I wasn't expecting to be here right now.  In fact, I thought I would be all geared up again by now, ready to push hard to the next goal.  I'm not, but neither is my family.   It's been rather freeing to embrace it.  I can still do all the races I set out for myself this year, I just don't have to be fast and furious.  I am re learning the art of listening to my body and doing what feels right instead of what I feel I have to do.  This should be fun.......and at the end of the day none of it is worth doing if it makes me feel sick.

People keep asking me...."Did IRONMAN do this to you Bethany?"  The short answer is "no."  My dream didn't do this to me.  The longer answer is, "but it absolutely contributed to the drain," how could it not?  That was some hard stuff.   Really hard.  The biggest contributor, however, was my own expectations of myself.......the incessant need to be DOING and the fear of failure that ultimately has taxed my internals.

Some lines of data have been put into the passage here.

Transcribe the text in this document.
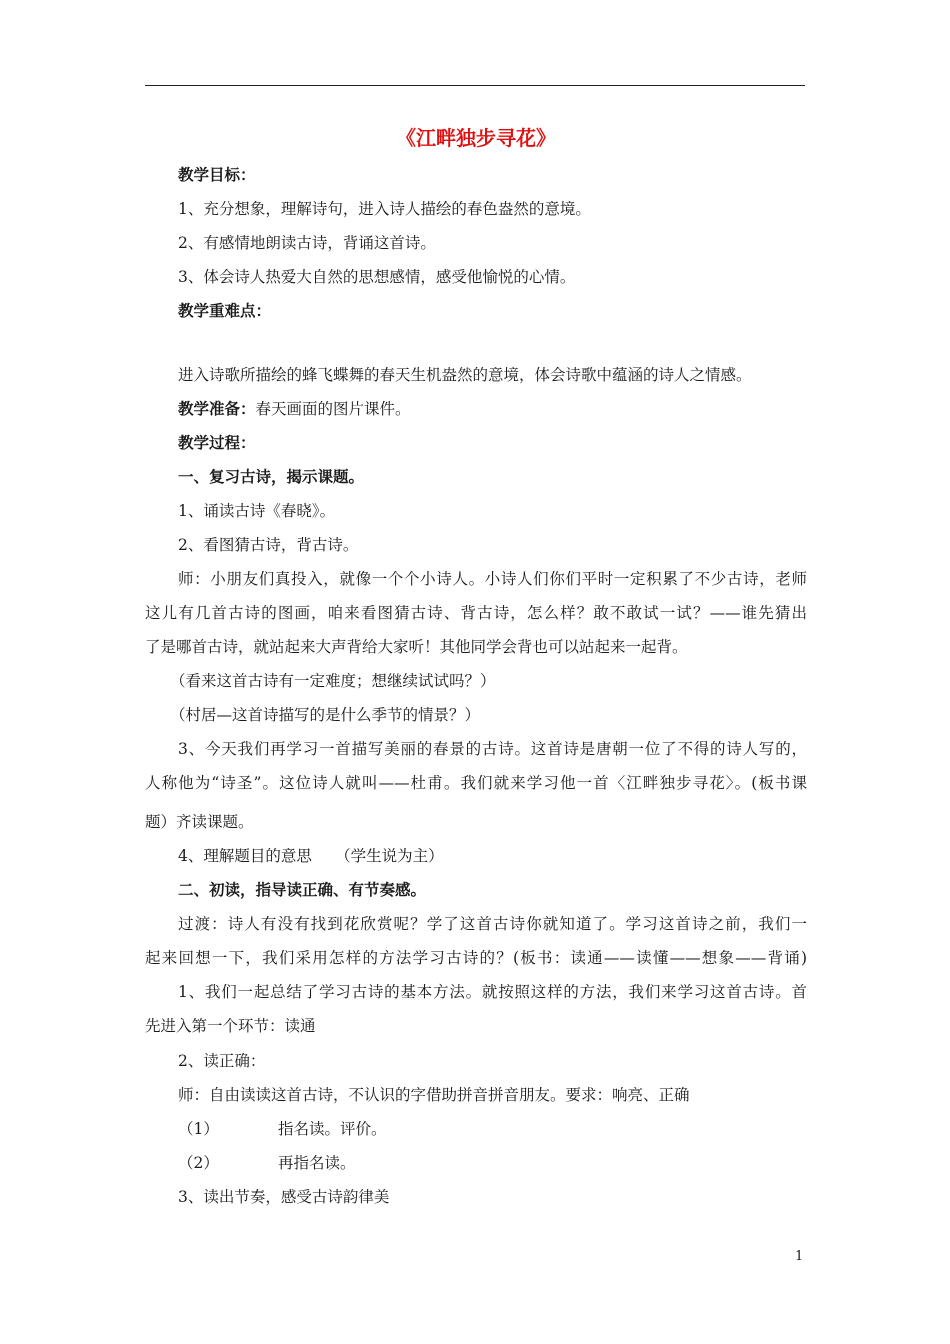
《江畔独步寻花》
教学目标：
1、充分想象，理解诗句，进入诗人描绘的春色盎然的意境。
2、有感情地朗读古诗，背诵这首诗。
3、体会诗人热爱大自然的思想感情，感受他愉悦的心情。
教学重难点：
进入诗歌所描绘的蜂飞蝶舞的春天生机盎然的意境，体会诗歌中蕴涵的诗人之情感。
教学准备：春天画面的图片课件。
教学过程：
一、复习古诗，揭示课题。
1、诵读古诗《春晓》。
2、看图猜古诗，背古诗。
师：小朋友们真投入，就像一个个小诗人。小诗人们你们平时一定积累了不少古诗，老师
这儿有几首古诗的图画，咱来看图猜古诗、背古诗，怎么样？敢不敢试一试？——谁先猜出
了是哪首古诗，就站起来大声背给大家听！其他同学会背也可以站起来一起背。
（看来这首古诗有一定难度；想继续试试吗？）
（村居—这首诗描写的是什么季节的情景？）
3、今天我们再学习一首描写美丽的春景的古诗。这首诗是唐朝一位了不得的诗人写的，
人称他为“诗圣”。这位诗人就叫——杜甫。我们就来学习他一首〈江畔独步寻花〉。(板书课
题）齐读课题。
4、理解题目的意思　　（学生说为主）
二、初读，指导读正确、有节奏感。
过渡：诗人有没有找到花欣赏呢？学了这首古诗你就知道了。学习这首诗之前，我们一
起来回想一下，我们采用怎样的方法学习古诗的？(板书：读通——读懂——想象——背诵)
1、我们一起总结了学习古诗的基本方法。就按照这样的方法，我们来学习这首古诗。首
先进入第一个环节：读通
2、读正确：
师：自由读读这首古诗，不认识的字借助拼音拼音朋友。要求：响亮、正确
（1）	指名读。评价。
（2）	再指名读。
3、读出节奏，感受古诗韵律美
1
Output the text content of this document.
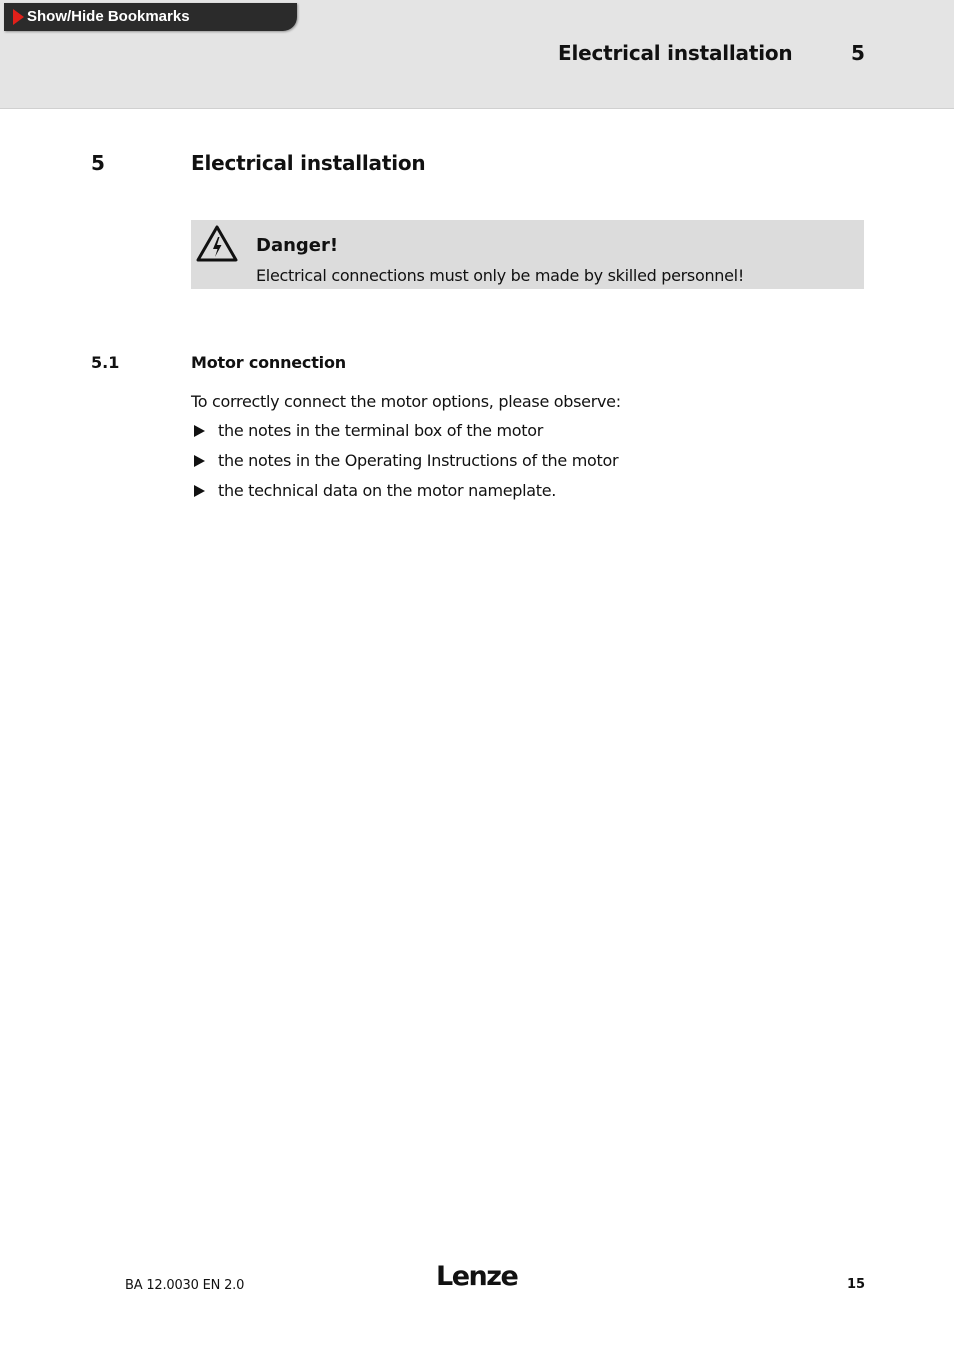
Show/Hide Bookmarks
Electrical installation	5
5	Electrical installation
Danger!
Electrical connections must only be made by skilled personnel!
5.1	Motor connection
To correctly connect the motor options, please observe:
the notes in the terminal box of the motor
the notes in the Operating Instructions of the motor
the technical data on the motor nameplate.
BA 12.0030 EN 2.0	Lenze	15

So, qualifying for Boston is off the table this year and will be for a while.  Another IRONMAN, while it may be in my future, won't be next year.  I need to stop and reinvest in my health and family.  Life is too short to be tired all the time and my girls will only be little for so long.

Our bodies are magnificent creations and amazing machines, built to do incredible things, but they aren't unbreakable.  I am thankful it screamed loud enough at me and that I have a wonderful support system, an amazing Coach and a Doctor who are all helping me work through the healing and letting go process.  Its time to focus my energy anew and find my inner strength again!